Multiple choice reply
What
Within a comment, at mention another user. And at the same time, specify a few responses. This can be via some special markdown or a dedicated UI/modal.
As the responder, you can select one of the responses provided, and GitLab adds a comment for you.
Why
There are a lot of communications at GitLab. Often times, there is not clear expectation of what is required by someone responding to a message. Sometimes people ask for a specific question and expect a response. Sometimes they just cc
. Sometimes they fyi
. Sometimes they just at mention with no context at all.
I think in most cases, it should fall on the initiator of the conversation to drive the conversation and provide context and be intentional in what information they want. This is "pull-based" model of conversation and I think is what makes GitLab as a company successful. We have so many initiatives going on, it's hard to expect everyone to participate in everything. So we should trust the people who are leading the initiatives to make the best decisions, and thus, drive the conversation. A feature like this precisely encourages this behavior, because it makes it a lot easier for an initiator to describe what they want. Furthermore, the responder may only have to just simply click a response (instead of typing), which further makes it easier and less friction for everyone to contribute.

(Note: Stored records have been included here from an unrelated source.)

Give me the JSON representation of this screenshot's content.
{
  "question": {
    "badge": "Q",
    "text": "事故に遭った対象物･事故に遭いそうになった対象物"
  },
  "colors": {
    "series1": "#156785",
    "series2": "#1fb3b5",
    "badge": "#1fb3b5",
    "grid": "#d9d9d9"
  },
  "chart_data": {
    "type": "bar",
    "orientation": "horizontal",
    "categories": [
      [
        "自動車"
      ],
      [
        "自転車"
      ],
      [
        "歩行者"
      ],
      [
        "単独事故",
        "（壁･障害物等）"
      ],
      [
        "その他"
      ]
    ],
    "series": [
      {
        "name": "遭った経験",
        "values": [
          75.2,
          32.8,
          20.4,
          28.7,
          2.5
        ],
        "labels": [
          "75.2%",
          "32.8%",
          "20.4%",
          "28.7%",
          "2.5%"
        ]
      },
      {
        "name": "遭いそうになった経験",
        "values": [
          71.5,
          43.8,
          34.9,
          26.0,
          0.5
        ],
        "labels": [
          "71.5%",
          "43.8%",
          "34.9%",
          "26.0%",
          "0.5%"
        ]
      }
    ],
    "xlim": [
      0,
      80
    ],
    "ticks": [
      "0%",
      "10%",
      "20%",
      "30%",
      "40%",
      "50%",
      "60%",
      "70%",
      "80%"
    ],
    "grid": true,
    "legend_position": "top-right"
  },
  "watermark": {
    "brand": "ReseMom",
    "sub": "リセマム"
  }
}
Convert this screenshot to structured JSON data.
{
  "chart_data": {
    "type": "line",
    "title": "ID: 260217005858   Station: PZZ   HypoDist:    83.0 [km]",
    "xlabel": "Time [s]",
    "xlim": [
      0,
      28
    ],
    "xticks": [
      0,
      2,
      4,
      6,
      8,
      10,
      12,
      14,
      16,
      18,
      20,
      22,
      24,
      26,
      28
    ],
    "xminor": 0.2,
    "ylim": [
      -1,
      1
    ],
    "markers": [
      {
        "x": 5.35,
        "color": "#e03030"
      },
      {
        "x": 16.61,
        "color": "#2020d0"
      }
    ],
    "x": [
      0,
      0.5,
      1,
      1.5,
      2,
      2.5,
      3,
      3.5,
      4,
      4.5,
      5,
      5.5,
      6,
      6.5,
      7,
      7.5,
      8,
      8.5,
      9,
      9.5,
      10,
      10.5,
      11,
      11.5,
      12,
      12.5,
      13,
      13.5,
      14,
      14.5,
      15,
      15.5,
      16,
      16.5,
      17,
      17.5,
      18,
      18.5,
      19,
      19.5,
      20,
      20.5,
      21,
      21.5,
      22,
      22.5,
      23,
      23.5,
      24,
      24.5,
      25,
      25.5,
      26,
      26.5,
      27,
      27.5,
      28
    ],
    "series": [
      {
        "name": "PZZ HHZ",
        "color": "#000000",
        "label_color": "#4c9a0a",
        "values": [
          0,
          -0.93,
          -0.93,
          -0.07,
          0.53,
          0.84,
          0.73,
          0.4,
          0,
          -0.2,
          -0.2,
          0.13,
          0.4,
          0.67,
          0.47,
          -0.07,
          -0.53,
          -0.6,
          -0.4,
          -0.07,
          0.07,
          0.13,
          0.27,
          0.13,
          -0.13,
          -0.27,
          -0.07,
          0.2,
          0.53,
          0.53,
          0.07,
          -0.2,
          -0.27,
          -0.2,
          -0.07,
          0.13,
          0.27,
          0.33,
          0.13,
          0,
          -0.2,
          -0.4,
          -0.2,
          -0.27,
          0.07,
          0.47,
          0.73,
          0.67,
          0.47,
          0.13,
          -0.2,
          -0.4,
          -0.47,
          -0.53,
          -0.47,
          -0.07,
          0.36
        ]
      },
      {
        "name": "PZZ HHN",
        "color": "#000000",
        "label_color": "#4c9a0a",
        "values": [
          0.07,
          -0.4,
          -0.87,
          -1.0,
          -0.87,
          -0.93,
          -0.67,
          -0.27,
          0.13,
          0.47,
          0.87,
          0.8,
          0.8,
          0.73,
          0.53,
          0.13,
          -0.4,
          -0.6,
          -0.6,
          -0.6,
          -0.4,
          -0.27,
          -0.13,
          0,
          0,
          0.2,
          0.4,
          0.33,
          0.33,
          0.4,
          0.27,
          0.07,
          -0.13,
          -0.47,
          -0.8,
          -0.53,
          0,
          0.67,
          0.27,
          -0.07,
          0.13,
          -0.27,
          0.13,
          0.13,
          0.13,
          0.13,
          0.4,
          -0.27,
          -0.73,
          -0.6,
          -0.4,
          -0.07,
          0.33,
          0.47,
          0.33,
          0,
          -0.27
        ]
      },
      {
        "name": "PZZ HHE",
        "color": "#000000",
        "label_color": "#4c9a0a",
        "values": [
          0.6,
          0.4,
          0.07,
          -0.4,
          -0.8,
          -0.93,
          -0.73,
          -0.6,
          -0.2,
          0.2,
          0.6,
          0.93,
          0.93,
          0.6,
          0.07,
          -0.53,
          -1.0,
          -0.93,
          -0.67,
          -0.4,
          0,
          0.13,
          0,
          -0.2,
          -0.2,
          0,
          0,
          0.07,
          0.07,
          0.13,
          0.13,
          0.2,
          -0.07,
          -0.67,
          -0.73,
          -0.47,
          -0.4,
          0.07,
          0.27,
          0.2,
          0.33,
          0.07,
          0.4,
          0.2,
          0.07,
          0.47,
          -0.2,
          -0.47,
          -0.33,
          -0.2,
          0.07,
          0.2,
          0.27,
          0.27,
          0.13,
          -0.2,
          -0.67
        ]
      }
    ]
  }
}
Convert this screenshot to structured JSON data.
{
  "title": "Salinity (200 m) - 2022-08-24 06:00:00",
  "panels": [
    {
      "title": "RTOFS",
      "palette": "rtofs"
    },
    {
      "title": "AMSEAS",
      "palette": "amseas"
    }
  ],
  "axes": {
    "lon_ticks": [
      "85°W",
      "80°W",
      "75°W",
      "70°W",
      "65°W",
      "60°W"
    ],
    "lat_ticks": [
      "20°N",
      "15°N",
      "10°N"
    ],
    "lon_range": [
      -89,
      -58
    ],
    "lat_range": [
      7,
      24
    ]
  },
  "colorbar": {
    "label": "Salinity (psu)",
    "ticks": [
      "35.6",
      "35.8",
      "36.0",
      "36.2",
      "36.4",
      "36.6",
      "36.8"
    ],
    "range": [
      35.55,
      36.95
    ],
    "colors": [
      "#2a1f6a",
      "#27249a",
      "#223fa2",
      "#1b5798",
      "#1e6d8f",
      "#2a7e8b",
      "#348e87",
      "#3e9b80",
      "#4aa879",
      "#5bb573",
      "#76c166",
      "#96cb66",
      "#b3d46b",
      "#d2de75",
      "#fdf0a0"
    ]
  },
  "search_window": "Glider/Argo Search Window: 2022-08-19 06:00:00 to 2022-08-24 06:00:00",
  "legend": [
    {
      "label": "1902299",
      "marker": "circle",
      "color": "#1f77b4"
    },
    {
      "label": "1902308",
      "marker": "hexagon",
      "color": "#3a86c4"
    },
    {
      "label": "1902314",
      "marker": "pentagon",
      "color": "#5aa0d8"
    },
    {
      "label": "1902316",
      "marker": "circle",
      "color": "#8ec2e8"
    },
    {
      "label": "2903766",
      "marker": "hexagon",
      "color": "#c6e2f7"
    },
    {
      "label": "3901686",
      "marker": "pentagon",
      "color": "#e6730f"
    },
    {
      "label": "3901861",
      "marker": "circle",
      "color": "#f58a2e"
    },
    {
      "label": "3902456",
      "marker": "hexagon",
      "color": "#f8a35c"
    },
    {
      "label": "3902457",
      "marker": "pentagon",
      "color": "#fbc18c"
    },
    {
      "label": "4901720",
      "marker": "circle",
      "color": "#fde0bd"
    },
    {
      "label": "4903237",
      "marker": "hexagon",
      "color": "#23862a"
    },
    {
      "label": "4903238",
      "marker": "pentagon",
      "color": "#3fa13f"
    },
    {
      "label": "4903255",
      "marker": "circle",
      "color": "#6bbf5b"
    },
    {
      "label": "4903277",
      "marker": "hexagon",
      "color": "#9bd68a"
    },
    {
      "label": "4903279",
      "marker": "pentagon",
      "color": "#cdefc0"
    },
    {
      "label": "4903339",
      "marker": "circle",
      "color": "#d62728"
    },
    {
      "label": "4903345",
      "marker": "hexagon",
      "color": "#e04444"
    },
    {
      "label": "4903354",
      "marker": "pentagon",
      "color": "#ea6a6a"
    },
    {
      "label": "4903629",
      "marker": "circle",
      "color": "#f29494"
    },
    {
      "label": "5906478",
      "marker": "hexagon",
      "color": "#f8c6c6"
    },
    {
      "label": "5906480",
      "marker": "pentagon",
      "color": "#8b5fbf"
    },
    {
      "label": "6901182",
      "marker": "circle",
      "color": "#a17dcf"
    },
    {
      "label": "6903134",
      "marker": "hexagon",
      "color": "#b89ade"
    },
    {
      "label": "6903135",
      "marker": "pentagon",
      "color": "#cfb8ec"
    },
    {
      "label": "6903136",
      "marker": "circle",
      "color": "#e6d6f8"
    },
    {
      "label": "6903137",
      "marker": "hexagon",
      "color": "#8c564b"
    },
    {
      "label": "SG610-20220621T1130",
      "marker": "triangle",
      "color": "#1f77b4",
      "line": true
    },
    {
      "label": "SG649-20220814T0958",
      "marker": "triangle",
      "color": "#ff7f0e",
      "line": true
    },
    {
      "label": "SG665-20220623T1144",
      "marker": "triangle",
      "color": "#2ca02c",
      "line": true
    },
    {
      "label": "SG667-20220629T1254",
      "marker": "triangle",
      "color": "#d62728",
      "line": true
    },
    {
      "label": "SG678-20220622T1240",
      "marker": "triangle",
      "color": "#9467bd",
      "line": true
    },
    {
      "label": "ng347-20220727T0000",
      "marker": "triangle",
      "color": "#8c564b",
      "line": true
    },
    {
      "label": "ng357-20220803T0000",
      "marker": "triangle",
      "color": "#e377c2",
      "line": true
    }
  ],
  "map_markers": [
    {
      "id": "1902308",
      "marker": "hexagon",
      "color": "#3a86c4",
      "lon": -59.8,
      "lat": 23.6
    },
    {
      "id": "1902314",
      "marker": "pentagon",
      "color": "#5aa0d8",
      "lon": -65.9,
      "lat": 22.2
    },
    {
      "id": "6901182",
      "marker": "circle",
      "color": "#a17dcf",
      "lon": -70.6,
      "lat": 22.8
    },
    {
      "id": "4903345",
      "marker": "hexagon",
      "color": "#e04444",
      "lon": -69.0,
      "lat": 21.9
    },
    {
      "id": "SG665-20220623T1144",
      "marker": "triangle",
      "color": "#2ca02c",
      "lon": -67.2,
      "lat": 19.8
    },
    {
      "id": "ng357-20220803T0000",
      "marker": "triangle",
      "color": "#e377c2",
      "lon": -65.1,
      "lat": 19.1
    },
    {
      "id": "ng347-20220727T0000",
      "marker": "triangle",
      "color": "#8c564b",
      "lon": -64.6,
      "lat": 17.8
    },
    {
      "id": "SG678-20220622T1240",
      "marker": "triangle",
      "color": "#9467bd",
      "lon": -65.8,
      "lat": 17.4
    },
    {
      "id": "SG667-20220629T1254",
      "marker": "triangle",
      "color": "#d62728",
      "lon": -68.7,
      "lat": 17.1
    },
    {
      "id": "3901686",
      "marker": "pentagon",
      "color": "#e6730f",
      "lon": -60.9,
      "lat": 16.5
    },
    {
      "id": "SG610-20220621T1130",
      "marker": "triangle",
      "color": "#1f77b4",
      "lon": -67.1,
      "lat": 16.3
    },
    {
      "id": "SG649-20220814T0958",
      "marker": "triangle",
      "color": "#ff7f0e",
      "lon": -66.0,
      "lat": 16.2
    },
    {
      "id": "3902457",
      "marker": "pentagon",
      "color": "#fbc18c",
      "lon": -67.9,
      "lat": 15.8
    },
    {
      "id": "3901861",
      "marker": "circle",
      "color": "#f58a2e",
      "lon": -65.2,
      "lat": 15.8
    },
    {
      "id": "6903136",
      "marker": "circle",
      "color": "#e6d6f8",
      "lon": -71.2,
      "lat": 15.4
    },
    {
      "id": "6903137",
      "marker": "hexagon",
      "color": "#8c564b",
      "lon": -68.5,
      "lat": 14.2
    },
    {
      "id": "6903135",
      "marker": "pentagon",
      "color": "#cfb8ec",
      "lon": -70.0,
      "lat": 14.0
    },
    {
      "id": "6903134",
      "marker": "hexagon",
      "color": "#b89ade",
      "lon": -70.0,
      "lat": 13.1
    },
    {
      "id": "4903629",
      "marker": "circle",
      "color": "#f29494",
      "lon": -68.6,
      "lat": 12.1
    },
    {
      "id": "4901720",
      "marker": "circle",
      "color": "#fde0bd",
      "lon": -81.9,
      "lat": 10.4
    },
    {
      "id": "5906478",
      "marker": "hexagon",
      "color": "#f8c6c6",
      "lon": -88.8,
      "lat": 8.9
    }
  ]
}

This feature will not discourage collaboration and contribution. At GitLab, there are a few ways to leverage your communications (and move things along). Roughly, these include:
- Your manager pings you for something. So you should respond.
- A co-worker that is part of your "regular team" and pings you for something, and their work directly is blocked by you. You should unblock them because since they are part of your "regular team", their work is very likely related to your work.
- A co-worker that is not part of your "regular team" pings you, and it's a nonblocking initiative. You may not respond.
In the first case, you are likely to respond, and so this proposed feature is less useful because you are already incented to respond. The quick response UI would be helpful however. The latter two cases are helpful because they reduce the friction of responding and help the initiator frame the discussion and set up structured collaboration. In the last case, the initiator of the conversation really needs to leverage "excitement" to get the responder to engage. At GitLab, this has been very successful to get parties across departments collaborating on initiatives that are not part of their job description. But because they are personally passionate about something, they add value. This is great. A passionate individual would continue to use existing mechanisms of GitLab to communicate, so this feature is not for them specifically, but it would not block them!
Opportunity
Typical messaging technologies and designs in business apps have learned a lot from consumer apps over the years. This is an interesting problem space because we are focused specifically on a business communications problem. I think this would be really interesting to explore and see how it differentiates from the consumer space more broadly.